Через три года отец мой, все время прихварывавший, сильно простудился и умер (9-го марта 1881 г.) от острого туберкулеза. Умер молодым – ему не было еще 35 лет. После него осталось довольно много литературного материала (он писал для себя, никогда не печатал). Писал стихи, переводил Ленау и Байрона, перевел, между прочим, всего «Каина».

После смерти отца мать моя с детьми (в то время у меня было уже три совсем маленьких сестры) решила окончательно переселиться на житье в Москву. Средства оказались небольшие, а семья порядочная: с нами жила еще бабушка и незамужняя тетка, сестра моей матери.

Но и в Москве мы не прожили более трех лет: моя болезнь, в которой подозревали начало наследственного туберкулеза и благодаря которой я должна была оставить классическую гимназию Фишер (мать почему-то отдала меня туда, и гимназия мне нравилась), – эта болезнь заставила нас сначала переселиться в Ялту, а затем в Тифлис.

В Ялте мы прожили год, на уединенной даче А. Н. Драшусова по дороге в Учан-Су. Там у меня были только книги, занятия с сестрами да бесконечные писания – писем, дневников, стихов… Стихи я писала всякие, но шутливые читала, а серьезные прятала или уничтожала.

Еще при жизни отца я хорошо знала Гоголя и Тургенева. В Москве, особенно за последний год, перечитала всю русскую литературу и особенно пристрастилась к Достоевскому. Читала беспорядочно, и помогали мне кое-как разобраться только два человека: дядя с материнской стороны, живший у нас некоторое время (вскоре он уехал и умер от горловой чахотки), и учитель последнего года в Москве, Николай Петрович (фамилии не помню), которому я до сих пор благодарна. Он приносил мне новые книжки журналов, сам читал мне классиков, задавал серьезные сочинения. Помнится, что он писал тогда в «Русских Ведомостях».

Переехали мы из Ялты в Тифлис отчасти потому, что там жил второй брат моей матери с семьей, известный тифлисский присяжный поверенный, редактор им же созданного «Нового Обозрения». Меня, хотя я и поправилась, мать еще боялась везти на север, и сестры были слабого здоровья.

В гимназию поступать оказалось поздно (мне было 16 лет), я бы и не выдержала экзамена в последний класс – слишком бессистемны были мои знания. Умела заниматься тем, что нравилось, а к другому до странности была тупа.

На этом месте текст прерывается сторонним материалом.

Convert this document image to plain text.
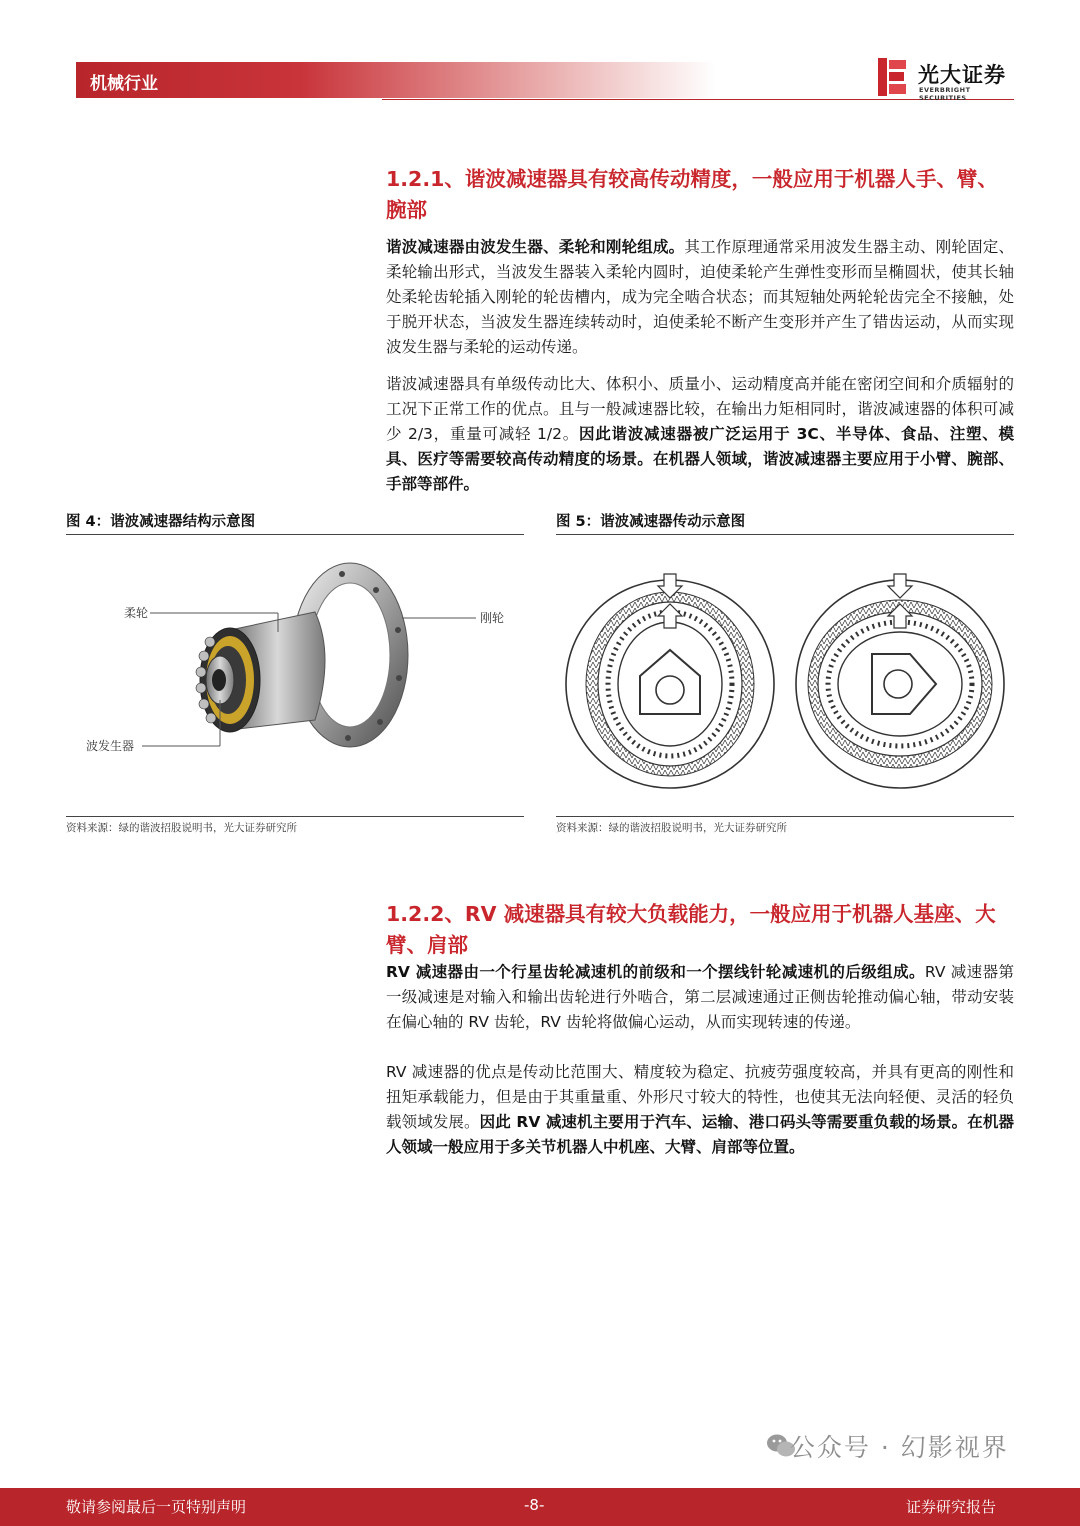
机械行业	光大证券
EVERBRIGHT SECURITIES
1.2.1、谐波减速器具有较高传动精度，一般应用于机器人手、臂、
腕部
谐波减速器由波发生器、柔轮和刚轮组成。其工作原理通常采用波发生器主动、刚轮固定、柔轮输出形式，当波发生器装入柔轮内圆时，迫使柔轮产生弹性变形而呈椭圆状，使其长轴处柔轮齿轮插入刚轮的轮齿槽内，成为完全啮合状态；而其短轴处两轮轮齿完全不接触，处于脱开状态，当波发生器连续转动时，迫使柔轮不断产生变形并产生了错齿运动，从而实现波发生器与柔轮的运动传递。
谐波减速器具有单级传动比大、体积小、质量小、运动精度高并能在密闭空间和介质辐射的工况下正常工作的优点。且与一般减速器比较，在输出力矩相同时，谐波减速器的体积可减少 2/3，重量可减轻 1/2。因此谐波减速器被广泛运用于 3C、半导体、食品、注塑、模具、医疗等需要较高传动精度的场景。在机器人领域，谐波减速器主要应用于小臂、腕部、手部等部件。
图 4：谐波减速器结构示意图
柔轮	刚轮
波发生器
资料来源：绿的谐波招股说明书，光大证券研究所
图 5：谐波减速器传动示意图
资料来源：绿的谐波招股说明书，光大证券研究所
1.2.2、RV 减速器具有较大负载能力，一般应用于机器人基座、大
臂、肩部
RV 减速器由一个行星齿轮减速机的前级和一个摆线针轮减速机的后级组成。RV 减速器第一级减速是对输入和输出齿轮进行外啮合，第二层减速通过正侧齿轮推动偏心轴，带动安装在偏心轴的 RV 齿轮，RV 齿轮将做偏心运动，从而实现转速的传递。
RV 减速器的优点是传动比范围大、精度较为稳定、抗疲劳强度较高，并具有更高的刚性和扭矩承载能力，但是由于其重量重、外形尺寸较大的特性，也使其无法向轻便、灵活的轻负载领域发展。因此 RV 减速机主要用于汽车、运输、港口码头等需要重负载的场景。在机器人领域一般应用于多关节机器人中机座、大臂、肩部等位置。
公众号 · 幻影视界
敬请参阅最后一页特别声明	-8-	证券研究报告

Книги – и бесконечные собственные, почти всегда тайные, писания – только это одно меня, главным образом, занимало. Пристрастилась одно время к музыке (мать моя была недурная музыкантша), но потом бросила, чувствуя, что «настоящего» тут не достигну. Характер у меня был живой, немного резкий, но общительный, и отнюдь не чуждалась я «веселья» провинциальной барышни. Но больше всего любила лошадей, верховую езду: ездила далеко в горы.

Летом умер мой дядя. Следующее лето, 1888 года, мы проводили в Боржоме (дачное место около Тифлиса), и там я познакомилась с Д. С. Мережковским.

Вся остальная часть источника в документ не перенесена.